Rep. Jackie Speier introduced legislation today that would require the Federal Trade Commission to establish standards for a “Do Not Track” mechanism and require online data collectors to obey consumer opt-outs through such a tool.
As I’ll explain in more detail in my comments on the FTC’s privacy report (due next Friday), I’ve argued for the last two and half years that user empowering users to make their own choices about online privacy is, in combination with education and enforcement of existing laws, the best way to start adddressing online privacy concerns. In principle, some kind of “Do Not Track” mechanism could be a valuable user empowerment tool.
But actually implementing “Do Not Track” without killing advertising won’t be easy. Just as consumers need to be empowered to make effective privacy choices, so too must publishers of ad-supported websites be able to make explicit today’s implicit quid pro quo: Users who opt-out of tracking might have to see more ads, pay for content and so on.
Government cannot design a “marketplace for privacy” from the top down, nor predict the costs of forcing an explicit quid pro quo. It would be sadly ironic—as Adam Thierer and I pointed out over a year ago—if the same FTC that has agonized so much about the future of journalism wound up killing advertising, the golden goose that has sustained free media in this country for centuries.
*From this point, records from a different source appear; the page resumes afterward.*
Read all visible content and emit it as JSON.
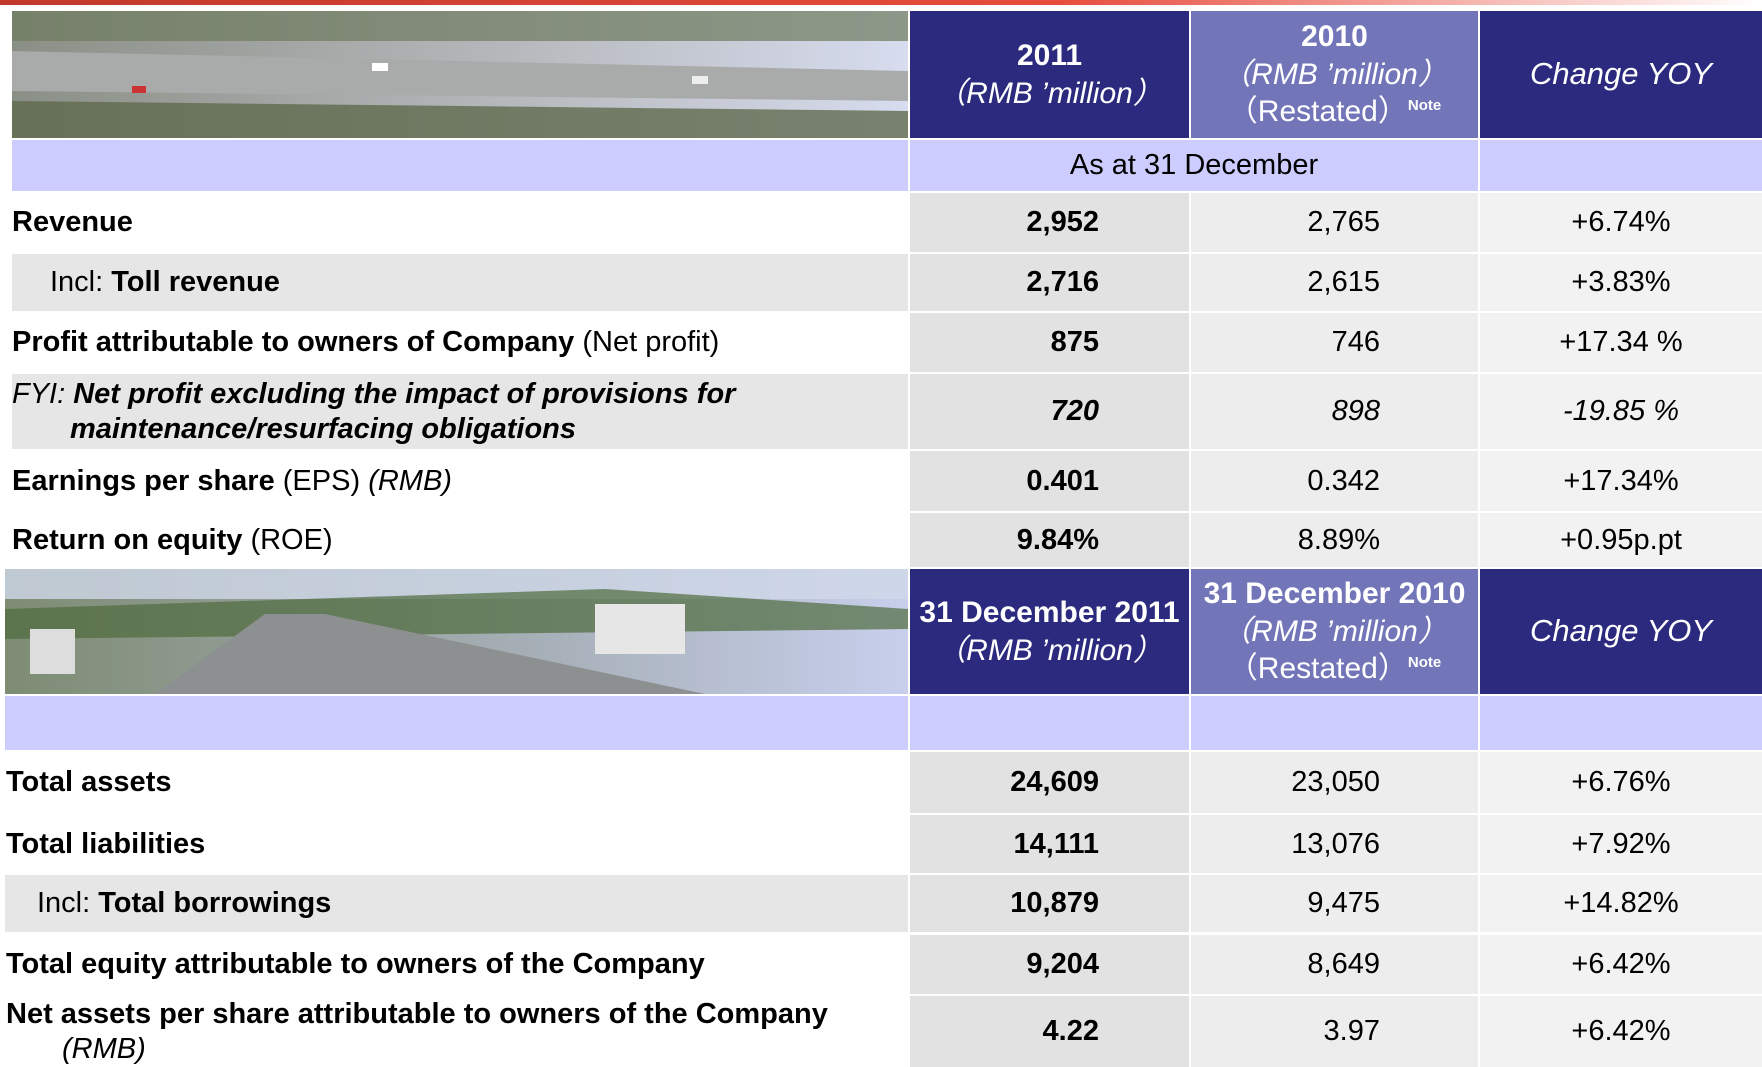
{
  "top": {
    "headers": [
      {
        "title": "2011",
        "unit": "（RMB ’million）"
      },
      {
        "title": "2010",
        "unit": "（RMB ’million）",
        "restated": "（Restated）",
        "note": "Note"
      },
      {
        "title": "Change YOY"
      }
    ],
    "period": "As at 31 December",
    "rows": [
      {
        "label": [
          "Revenue"
        ],
        "values": [
          "2,952",
          "2,765",
          "+6.74%"
        ]
      },
      {
        "label": [
          "Incl: ",
          "Toll revenue"
        ],
        "values": [
          "2,716",
          "2,615",
          "+3.83%"
        ]
      },
      {
        "label": [
          "Profit attributable to owners of Company",
          " (Net profit)"
        ],
        "values": [
          "875",
          "746",
          "+17.34 %"
        ]
      },
      {
        "label": [
          "FYI: ",
          "Net profit excluding the impact of provisions for maintenance/resurfacing obligations"
        ],
        "values": [
          "720",
          "898",
          "-19.85 %"
        ]
      },
      {
        "label": [
          "Earnings per share",
          " (EPS) ",
          "(RMB)"
        ],
        "values": [
          "0.401",
          "0.342",
          "+17.34%"
        ]
      },
      {
        "label": [
          "Return on equity",
          " (ROE)"
        ],
        "values": [
          "9.84%",
          "8.89%",
          "+0.95p.pt"
        ]
      }
    ]
  },
  "bottom": {
    "headers": [
      {
        "title": "31 December 2011",
        "unit": "（RMB ’million）"
      },
      {
        "title": "31 December 2010",
        "unit": "（RMB ’million）",
        "restated": "（Restated）",
        "note": "Note"
      },
      {
        "title": "Change YOY"
      }
    ],
    "rows": [
      {
        "label": [
          "Total assets"
        ],
        "values": [
          "24,609",
          "23,050",
          "+6.76%"
        ]
      },
      {
        "label": [
          "Total liabilities"
        ],
        "values": [
          "14,111",
          "13,076",
          "+7.92%"
        ]
      },
      {
        "label": [
          "Incl: ",
          "Total borrowings"
        ],
        "values": [
          "10,879",
          "9,475",
          "+14.82%"
        ]
      },
      {
        "label": [
          "Total equity attributable to owners of the Company"
        ],
        "values": [
          "9,204",
          "8,649",
          "+6.42%"
        ]
      },
      {
        "label": [
          "Net assets per share attributable to owners of the Company",
          " (RMB)"
        ],
        "values": [
          "4.22",
          "3.97",
          "+6.42%"
        ]
      }
    ]
  }
}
The market is evolving quickly here, with two very different “Do Not Track” tools debuting in Internet Explorer 9 and Firefox 4 just this week. Ultimately, it is the Internet’s existing standards-setting bodies, not Congress or the FTC, that have the expertise to resolve such differences and make a “Do Not Track” mechanism work for both consumers and publishers, as well as advertisers and ad networks.